Buy to let has been the preferred way to make money from property for over a decade now. But now the economic climate isn’t, perhaps, quite so favourable for buy to let what other property opportunities might property investors consider?
One opportunity to consider might be property renovation. Here are the main reasons why property renovation could be the way to make money in property over the next few years:
* There can be sourcing advantages. Ordinary domestic buyers often can’t buy property suitable for renovation – perhaps because once they’ve saved their deposit they don’t have a budget for renovation costs. That means there can be less competition, and less price competition, especially from first time buyers.
* Buying costs are lower. So investment costs are lower. You might be able to finance a project substantially from cash resources, meaning you’re not reliant on securing a mortgage.
* Stamp duty savings. As the value of property requiring renovation is by definition lower than a property in good condition the stamp duty will also be less.

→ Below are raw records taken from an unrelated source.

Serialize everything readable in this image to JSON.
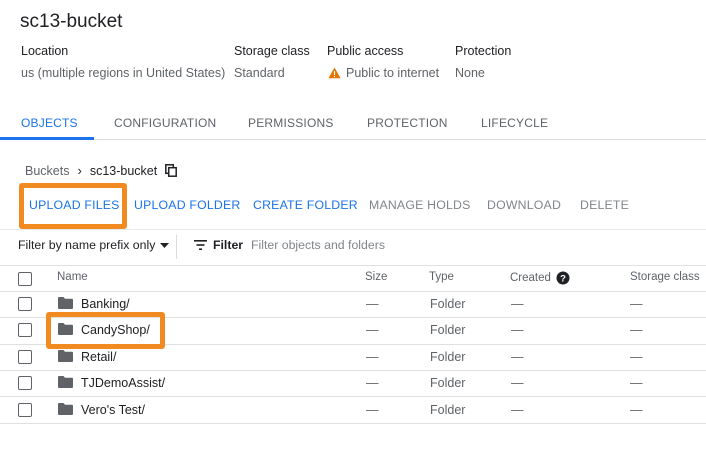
{
  "bucket": {
    "title": "sc13-bucket"
  },
  "meta": {
    "location": {
      "label": "Location",
      "value": "us (multiple regions in United States)"
    },
    "storage_class": {
      "label": "Storage class",
      "value": "Standard"
    },
    "public_access": {
      "label": "Public access",
      "value": "Public to internet",
      "icon": "warning-icon",
      "icon_color": "#e37400"
    },
    "protection": {
      "label": "Protection",
      "value": "None"
    }
  },
  "tabs": [
    {
      "label": "OBJECTS",
      "active": true
    },
    {
      "label": "CONFIGURATION"
    },
    {
      "label": "PERMISSIONS"
    },
    {
      "label": "PROTECTION"
    },
    {
      "label": "LIFECYCLE"
    }
  ],
  "breadcrumb": {
    "root": "Buckets",
    "separator": "›",
    "current": "sc13-bucket",
    "copy_icon": "copy-icon"
  },
  "actions": {
    "upload_files": "UPLOAD FILES",
    "upload_folder": "UPLOAD FOLDER",
    "create_folder": "CREATE FOLDER",
    "manage_holds": "MANAGE HOLDS",
    "download": "DOWNLOAD",
    "delete": "DELETE"
  },
  "filter": {
    "mode": "Filter by name prefix only",
    "label": "Filter",
    "placeholder": "Filter objects and folders"
  },
  "table": {
    "headers": {
      "name": "Name",
      "size": "Size",
      "type": "Type",
      "created": "Created",
      "storage_class": "Storage class"
    },
    "rows": [
      {
        "name": "Banking/",
        "size": "—",
        "type": "Folder",
        "created": "—",
        "storage_class": "—"
      },
      {
        "name": "CandyShop/",
        "size": "—",
        "type": "Folder",
        "created": "—",
        "storage_class": "—"
      },
      {
        "name": "Retail/",
        "size": "—",
        "type": "Folder",
        "created": "—",
        "storage_class": "—"
      },
      {
        "name": "TJDemoAssist/",
        "size": "—",
        "type": "Folder",
        "created": "—",
        "storage_class": "—"
      },
      {
        "name": "Vero's Test/",
        "size": "—",
        "type": "Folder",
        "created": "—",
        "storage_class": "—"
      }
    ]
  },
  "colors": {
    "accent": "#1a73e8",
    "highlight": "#f28a22",
    "warning": "#e37400"
  }
}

* Tax benefits. There can be tax benefits associated with property renovation that aren’t probably aren’t available if you are merely maintaining a property. (It’s best to consult a tax adviser if you want to take full advantage of tax allowances.)

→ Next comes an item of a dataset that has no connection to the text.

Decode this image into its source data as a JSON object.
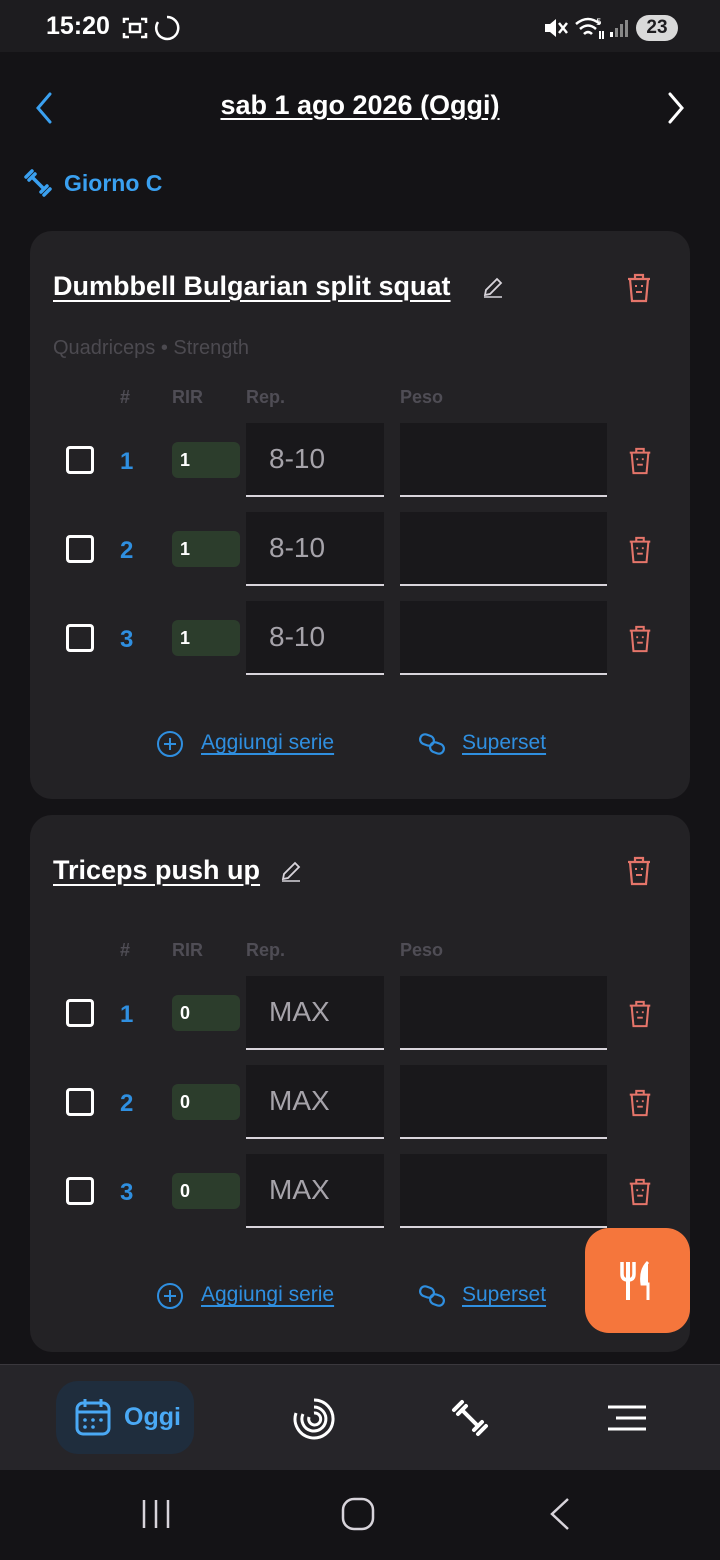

* Opportunity to add value. A well managed renovation project will (or should) be worth more when completed than cost of purchase + renovation costs.
* Opportunity to extend. By adding an extension you can add additional value over and above the value added by the renovation. Even something as simple as extending a two bedroom property into a three bedroom one could add £thousands to the capital value.

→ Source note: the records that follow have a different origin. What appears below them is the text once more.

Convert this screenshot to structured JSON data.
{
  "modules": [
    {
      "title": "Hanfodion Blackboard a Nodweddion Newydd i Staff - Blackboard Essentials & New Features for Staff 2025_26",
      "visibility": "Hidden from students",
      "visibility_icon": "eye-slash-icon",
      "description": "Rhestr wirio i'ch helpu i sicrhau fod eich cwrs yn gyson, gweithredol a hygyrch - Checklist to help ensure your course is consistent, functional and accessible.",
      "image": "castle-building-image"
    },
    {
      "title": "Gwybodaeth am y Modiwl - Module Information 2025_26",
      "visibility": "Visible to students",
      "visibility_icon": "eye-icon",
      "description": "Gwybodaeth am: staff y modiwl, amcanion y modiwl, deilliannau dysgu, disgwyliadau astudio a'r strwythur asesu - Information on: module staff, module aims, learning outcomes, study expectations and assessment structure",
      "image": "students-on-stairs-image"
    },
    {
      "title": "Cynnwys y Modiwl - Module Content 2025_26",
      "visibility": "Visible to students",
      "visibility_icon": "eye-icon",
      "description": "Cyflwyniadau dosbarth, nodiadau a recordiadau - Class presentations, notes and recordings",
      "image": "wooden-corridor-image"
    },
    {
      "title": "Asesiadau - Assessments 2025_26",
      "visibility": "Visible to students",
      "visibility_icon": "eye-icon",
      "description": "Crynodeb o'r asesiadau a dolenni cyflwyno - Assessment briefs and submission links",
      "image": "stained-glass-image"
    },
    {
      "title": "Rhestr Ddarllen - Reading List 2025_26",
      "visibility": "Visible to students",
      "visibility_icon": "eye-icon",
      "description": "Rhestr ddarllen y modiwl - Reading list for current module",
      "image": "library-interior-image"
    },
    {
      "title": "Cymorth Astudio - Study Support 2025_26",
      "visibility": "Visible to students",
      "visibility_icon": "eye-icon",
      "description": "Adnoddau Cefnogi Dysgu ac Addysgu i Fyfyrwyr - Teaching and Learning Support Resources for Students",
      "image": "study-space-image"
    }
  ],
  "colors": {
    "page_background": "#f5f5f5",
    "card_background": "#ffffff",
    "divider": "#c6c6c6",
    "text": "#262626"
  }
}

* Opportunity to develop. By developing the land or property you can create a profit centre additional to the renovation profits. For example, by using part of an existing plot as a building plot.
* Planning advantages. Permitted development rights, for example, allow you to carry out a wide range of renovations without requiring planning consent. It’s generally much more straightforward than a property development.
* Opportunity to maximise leverage. Once a property is renovated you can remortgage it – if you want or need to do so – based on its new renovated value.
* Keeps your options open. Once you have completed a renovation you can either rent it, sell it, or follow a strategy combining both – so risk is minimised.
* Plus, newly renovated property tends to sell or rent at a premium, compared to similar not recently renovated property. Buyers and tenants are usually prepared to pay extra for new.
Tip. Bear in mind that there are opportunities to renovate both residential or commercial property, or even both – for example a commercial to residential property renovation.